2. Polarizing – You see things as only good or bad, with no grey area or middle ground.
3. Magnifying – You focus only on the negative in every situation, ignoring or dismissing any positives.
4. Catastrophizing – You always expect the worst.
Now that you’ve identified your way(s) of negative thinking, it’s time to start forming the habit of turning a negative into a positive. But how is that done? Here are a few examples of reframing a negative thought with positive self-talk:
Negative: I have never done this before, which means I will be bad at it.
Reframed positive: This is a good opportunity to learn from others and grow.
Negative: I failed and embarrassed myself.
Reframed positive: Trying something takes courage, and I am proud of myself for that.
Negative: This is impossible.

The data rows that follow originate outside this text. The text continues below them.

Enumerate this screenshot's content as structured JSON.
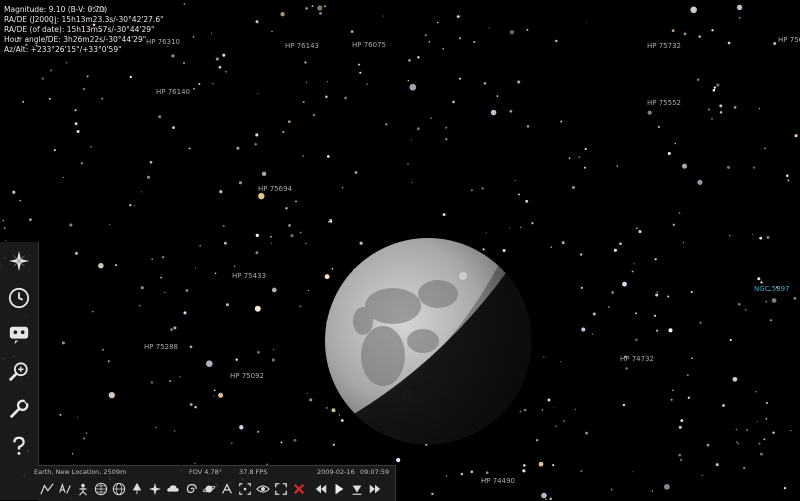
{
  "info_panel": {
    "magnitude_line": "Magnitude: 9.10 (B-V: 0.70)",
    "ra_dec_j2000": "RA/DE (J2000): 15h13m23.3s/-30°42'27.6\"",
    "ra_dec_date": "RA/DE (of date): 15h13m57s/-30°44'29\"",
    "hour_angle": "Hour angle/DE: 3h26m22s/-30°44'29\"",
    "az_alt": "Az/Alt: +233°26'15\"/+33°0'59\""
  },
  "partial_label_top": "503",
  "star_labels": [
    {
      "text": "HP 76310",
      "type": "star"
    },
    {
      "text": "HP 76143",
      "type": "star"
    },
    {
      "text": "HP 76075",
      "type": "star"
    },
    {
      "text": "HP 75732",
      "type": "star"
    },
    {
      "text": "HP 756",
      "type": "star"
    },
    {
      "text": "HP 76140",
      "type": "star"
    },
    {
      "text": "HP 75552",
      "type": "star"
    },
    {
      "text": "HP 75694",
      "type": "star"
    },
    {
      "text": "HP 75433",
      "type": "star"
    },
    {
      "text": "NGC 5897",
      "type": "ngc"
    },
    {
      "text": "HP 75288",
      "type": "star"
    },
    {
      "text": "HP 74732",
      "type": "star"
    },
    {
      "text": "HP 75092",
      "type": "star"
    },
    {
      "text": "HP 74490",
      "type": "star"
    }
  ],
  "status_bar": {
    "location": "Earth, New Location, 2509m",
    "fov": "FOV 4.78°",
    "fps": "37.8 FPS",
    "date": "2009-02-16",
    "time": "09:07:59"
  },
  "sidebar_tools": [
    "location-window",
    "date-time-window",
    "sky-viewing-options",
    "search-window",
    "configuration-window",
    "help-window"
  ],
  "colors": {
    "panel_bg": "#1c1c1e",
    "ngc_label": "#3aa7c6",
    "star_label": "#a9a9a9",
    "close_red": "#d42a2a"
  }
}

It will never work.
Reframed positive: I will do my best to make this work.
Follow-up positive: Even though it did not work out the way I wanted, I learned a lot about myself/gained valuable skills.
Strategies for Success
With the negative self-talk type identified and examples on reframing, it’s important to implement strategies you can use to successfully help form this habit of positive self-talk:
1. Identify Negative Self-Talk Traps. Some situations may increase your use of negative self-talk, such as work events that are particularly stressful. Recognizing when and where you experience heightened negative self-talk can help you prepare in advance to address this.

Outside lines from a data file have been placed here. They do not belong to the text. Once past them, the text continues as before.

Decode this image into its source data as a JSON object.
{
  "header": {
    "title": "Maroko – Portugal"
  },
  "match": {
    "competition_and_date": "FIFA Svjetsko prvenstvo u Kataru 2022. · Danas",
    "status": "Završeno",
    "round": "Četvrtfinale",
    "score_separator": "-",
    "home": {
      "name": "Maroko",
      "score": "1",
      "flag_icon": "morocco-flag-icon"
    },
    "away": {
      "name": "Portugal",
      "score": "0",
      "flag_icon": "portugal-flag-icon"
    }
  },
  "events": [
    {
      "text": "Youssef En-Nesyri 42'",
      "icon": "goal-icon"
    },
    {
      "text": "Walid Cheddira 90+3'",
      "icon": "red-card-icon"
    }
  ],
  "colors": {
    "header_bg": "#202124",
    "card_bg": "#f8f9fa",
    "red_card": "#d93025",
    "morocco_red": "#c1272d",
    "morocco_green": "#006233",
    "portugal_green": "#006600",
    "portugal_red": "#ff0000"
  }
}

2. Check in with Your Feelings. During events or bad days, stop what you’re doing and check in with how you’re feeling, and assess whether any negative self-talk has arisen. If it has, or if it’s gotten worse, use some positive phrases.
3. Find the Humour. Laughter is a great way to boost your mood and confidence, and lower any tension and stress. If you feel yourself being pulled down, find ways to laugh, such as watching videos of comedians or cute, funny animals.

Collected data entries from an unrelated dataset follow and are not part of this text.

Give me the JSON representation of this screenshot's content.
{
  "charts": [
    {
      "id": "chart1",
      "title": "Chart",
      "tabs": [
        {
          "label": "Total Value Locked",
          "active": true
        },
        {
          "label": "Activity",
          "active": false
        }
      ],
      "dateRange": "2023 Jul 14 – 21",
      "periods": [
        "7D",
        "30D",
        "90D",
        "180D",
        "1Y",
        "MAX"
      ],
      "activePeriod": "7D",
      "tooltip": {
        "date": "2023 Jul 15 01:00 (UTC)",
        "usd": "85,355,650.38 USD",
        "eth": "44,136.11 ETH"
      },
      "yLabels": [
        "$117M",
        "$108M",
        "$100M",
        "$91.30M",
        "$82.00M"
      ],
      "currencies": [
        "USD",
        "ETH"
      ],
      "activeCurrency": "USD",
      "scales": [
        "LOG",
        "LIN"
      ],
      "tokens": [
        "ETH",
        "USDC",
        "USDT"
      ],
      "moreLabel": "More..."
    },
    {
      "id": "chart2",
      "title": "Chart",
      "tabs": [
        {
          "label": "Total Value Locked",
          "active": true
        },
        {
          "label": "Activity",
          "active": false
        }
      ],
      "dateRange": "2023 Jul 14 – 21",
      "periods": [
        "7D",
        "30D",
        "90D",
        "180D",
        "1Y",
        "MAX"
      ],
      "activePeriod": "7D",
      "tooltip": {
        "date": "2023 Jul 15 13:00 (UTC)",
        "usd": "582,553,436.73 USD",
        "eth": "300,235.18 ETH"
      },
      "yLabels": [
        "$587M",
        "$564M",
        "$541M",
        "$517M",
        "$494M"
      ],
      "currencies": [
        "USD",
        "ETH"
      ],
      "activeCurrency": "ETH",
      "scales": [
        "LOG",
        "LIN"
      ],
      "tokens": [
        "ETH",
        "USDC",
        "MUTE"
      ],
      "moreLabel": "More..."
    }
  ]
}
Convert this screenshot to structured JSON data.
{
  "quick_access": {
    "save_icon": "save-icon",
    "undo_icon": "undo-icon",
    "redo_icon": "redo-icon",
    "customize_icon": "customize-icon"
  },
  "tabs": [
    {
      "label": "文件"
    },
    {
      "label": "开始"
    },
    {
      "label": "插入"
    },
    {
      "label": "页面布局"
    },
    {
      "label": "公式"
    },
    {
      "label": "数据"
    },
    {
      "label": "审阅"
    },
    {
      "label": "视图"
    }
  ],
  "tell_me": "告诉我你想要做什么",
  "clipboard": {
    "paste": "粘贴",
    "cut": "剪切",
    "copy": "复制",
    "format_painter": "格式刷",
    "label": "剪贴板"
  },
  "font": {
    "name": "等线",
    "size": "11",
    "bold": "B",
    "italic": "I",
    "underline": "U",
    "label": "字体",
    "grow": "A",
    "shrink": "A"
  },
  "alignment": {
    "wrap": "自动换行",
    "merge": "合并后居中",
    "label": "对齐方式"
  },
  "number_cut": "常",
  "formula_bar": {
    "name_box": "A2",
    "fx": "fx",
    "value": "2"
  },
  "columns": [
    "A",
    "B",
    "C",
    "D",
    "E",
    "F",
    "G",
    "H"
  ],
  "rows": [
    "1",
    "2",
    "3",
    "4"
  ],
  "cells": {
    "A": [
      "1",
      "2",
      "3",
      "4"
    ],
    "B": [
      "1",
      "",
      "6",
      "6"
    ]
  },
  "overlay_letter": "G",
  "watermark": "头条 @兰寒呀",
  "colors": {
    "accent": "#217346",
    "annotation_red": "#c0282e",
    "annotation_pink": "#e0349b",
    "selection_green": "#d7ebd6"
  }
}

4. Surround Yourself with Positive People. Sometimes there are people in our lives who don’t bring out the best in us and increase our negative self-talk. It’s okay to set boundaries for yourself and remove these people from your circle if you find they encourage negative self-talk in you. Focus on surrounding yourself with people who make you feel good about yourself, and who encourage positive self-talk.
5. Use Positive Affirmations. Sometimes, all you need is some inspirational words or photos to redirect your thoughts. Find quotes or images that do this for you, and post them up around your work and living space. These can make all the difference in changing your mindset.
In addition to these strategies, there are supports you can use to help you, too, such as videos, self-help books, and therapy. Changing your inner narrative is a process that takes time and practice; it won’t happen overnight, so remember to be gentle with yourself.